Since it looks like most of the parallelizable work is to be offloaded to the GPUs, I would suggest going for fast CPU cores (>= 3.4 GHz base clock), rather than a lot of CPU cores, so as not to become limited in the serial portions of your workloads.
High throughput system memory is always a good idea for an HPC box; since you also want quite large system memory I would suggest a CPU with ECC support so the integrity of all that storage is ensured.
The previously items taken together lead to e.g. Xeon E5-1650 v4 (~ US$ 630; 6 cores; with four-channel DDR4-2400 up to 76.8 GB/sec theoretical bandwidth).
For PSUs, I would suggest 80PLUS Platinum rated at this time, they aren’t hugely more expensive than the Gold-rated ones (+ $50 at most) and you will save on electricity over time. If you prefer the EVGA brand, you may want to look at their SuperNOVA P2 1600W. The sum of the nominal wattage of all system components should be 50%-60% of the nominal wattage of the PSU for optimal efficiency and robustness. The summed wattage of your components will be around 1000W it seems, so use of a 1600W PSU looks about right.
[Later:]
It seems that the Core i7-6850K CPU you listed above is basically the consumer part equivalent to the Xeon E5-1650 v4 I suggested. So if you decide to stick with consumer-grade components rather than using workstation-class components, that seems like a good choice.

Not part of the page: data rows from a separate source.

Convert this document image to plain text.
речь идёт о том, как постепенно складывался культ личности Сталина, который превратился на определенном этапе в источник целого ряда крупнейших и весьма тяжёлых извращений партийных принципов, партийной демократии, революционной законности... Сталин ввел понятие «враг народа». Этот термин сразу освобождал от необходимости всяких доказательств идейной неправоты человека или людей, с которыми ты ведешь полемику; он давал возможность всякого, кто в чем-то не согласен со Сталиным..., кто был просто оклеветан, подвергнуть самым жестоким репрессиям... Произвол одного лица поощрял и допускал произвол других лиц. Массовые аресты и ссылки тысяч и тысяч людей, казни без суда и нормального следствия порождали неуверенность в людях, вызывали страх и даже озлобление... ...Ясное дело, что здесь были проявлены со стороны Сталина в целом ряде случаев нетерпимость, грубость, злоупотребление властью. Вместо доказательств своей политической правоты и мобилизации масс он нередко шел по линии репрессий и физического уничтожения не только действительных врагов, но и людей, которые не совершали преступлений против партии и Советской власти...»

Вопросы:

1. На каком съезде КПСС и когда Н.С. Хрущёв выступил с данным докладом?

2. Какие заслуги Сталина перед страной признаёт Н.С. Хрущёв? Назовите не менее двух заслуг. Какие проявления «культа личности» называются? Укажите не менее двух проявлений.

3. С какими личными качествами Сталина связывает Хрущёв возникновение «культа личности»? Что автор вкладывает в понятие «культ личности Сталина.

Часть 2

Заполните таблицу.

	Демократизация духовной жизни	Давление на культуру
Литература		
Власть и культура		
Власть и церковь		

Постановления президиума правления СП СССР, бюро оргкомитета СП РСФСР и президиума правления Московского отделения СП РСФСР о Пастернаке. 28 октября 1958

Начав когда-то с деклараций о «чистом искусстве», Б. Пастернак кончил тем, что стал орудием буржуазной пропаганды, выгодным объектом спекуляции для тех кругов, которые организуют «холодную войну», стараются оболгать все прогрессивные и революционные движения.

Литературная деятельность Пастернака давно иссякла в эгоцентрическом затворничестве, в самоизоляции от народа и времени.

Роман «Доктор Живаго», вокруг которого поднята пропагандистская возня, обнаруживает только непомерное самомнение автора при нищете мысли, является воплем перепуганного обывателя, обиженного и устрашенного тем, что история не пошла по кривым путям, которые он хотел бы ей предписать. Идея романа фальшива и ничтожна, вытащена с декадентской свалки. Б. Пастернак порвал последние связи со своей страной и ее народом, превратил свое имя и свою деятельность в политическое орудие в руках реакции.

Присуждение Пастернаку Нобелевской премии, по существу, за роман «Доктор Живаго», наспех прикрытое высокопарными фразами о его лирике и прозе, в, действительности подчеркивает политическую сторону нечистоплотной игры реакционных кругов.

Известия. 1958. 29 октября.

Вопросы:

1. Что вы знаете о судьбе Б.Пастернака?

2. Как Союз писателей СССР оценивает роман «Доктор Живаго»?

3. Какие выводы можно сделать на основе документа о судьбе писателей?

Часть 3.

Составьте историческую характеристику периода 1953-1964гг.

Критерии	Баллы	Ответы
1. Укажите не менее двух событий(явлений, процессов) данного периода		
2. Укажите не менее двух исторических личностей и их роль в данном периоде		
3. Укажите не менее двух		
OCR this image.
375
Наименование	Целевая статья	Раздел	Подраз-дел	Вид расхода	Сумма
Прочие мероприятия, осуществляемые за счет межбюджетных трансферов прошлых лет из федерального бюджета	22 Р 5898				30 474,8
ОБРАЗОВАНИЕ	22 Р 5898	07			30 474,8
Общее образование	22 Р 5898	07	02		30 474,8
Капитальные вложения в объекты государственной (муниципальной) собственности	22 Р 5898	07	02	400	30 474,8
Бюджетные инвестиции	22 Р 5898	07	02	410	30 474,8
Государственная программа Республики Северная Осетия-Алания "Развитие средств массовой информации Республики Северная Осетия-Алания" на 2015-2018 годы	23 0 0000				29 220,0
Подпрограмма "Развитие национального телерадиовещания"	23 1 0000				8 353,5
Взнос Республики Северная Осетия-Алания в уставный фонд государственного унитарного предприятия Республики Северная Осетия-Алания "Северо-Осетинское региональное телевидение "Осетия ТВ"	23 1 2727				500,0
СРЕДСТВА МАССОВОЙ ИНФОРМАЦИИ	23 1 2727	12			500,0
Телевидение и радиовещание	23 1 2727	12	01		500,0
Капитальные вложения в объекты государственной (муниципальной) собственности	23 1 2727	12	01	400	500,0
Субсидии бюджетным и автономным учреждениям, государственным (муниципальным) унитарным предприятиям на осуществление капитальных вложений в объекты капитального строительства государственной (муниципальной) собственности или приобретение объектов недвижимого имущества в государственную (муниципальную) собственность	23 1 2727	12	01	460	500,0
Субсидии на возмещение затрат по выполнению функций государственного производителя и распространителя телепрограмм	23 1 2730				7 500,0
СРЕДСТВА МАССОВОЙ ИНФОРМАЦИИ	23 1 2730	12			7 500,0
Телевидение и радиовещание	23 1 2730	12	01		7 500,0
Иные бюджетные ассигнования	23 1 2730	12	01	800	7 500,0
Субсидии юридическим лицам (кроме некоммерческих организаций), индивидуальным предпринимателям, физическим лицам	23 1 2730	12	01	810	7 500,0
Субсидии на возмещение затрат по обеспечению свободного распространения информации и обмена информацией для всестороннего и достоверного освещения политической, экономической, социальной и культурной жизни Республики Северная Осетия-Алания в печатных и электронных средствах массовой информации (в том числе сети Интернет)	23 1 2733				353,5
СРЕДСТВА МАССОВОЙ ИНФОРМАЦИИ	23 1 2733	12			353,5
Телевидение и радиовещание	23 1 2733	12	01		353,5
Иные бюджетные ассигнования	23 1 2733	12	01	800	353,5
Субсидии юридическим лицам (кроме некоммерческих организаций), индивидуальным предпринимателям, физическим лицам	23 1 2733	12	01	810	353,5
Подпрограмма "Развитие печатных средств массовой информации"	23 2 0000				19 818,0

Best I can tell from internet research the performance gain from “overclocked” memory is minimal, e.g. a four-channel configuration at 58 GB/sec measured memory bandwidth at DDR4-2400 vs 63 GB/sec measured memory bandwidth at DDR4-3200. The raw performance difference would dilute to noise level in terms of application-level performance. So simply going with DDR4-2400 may save you some money.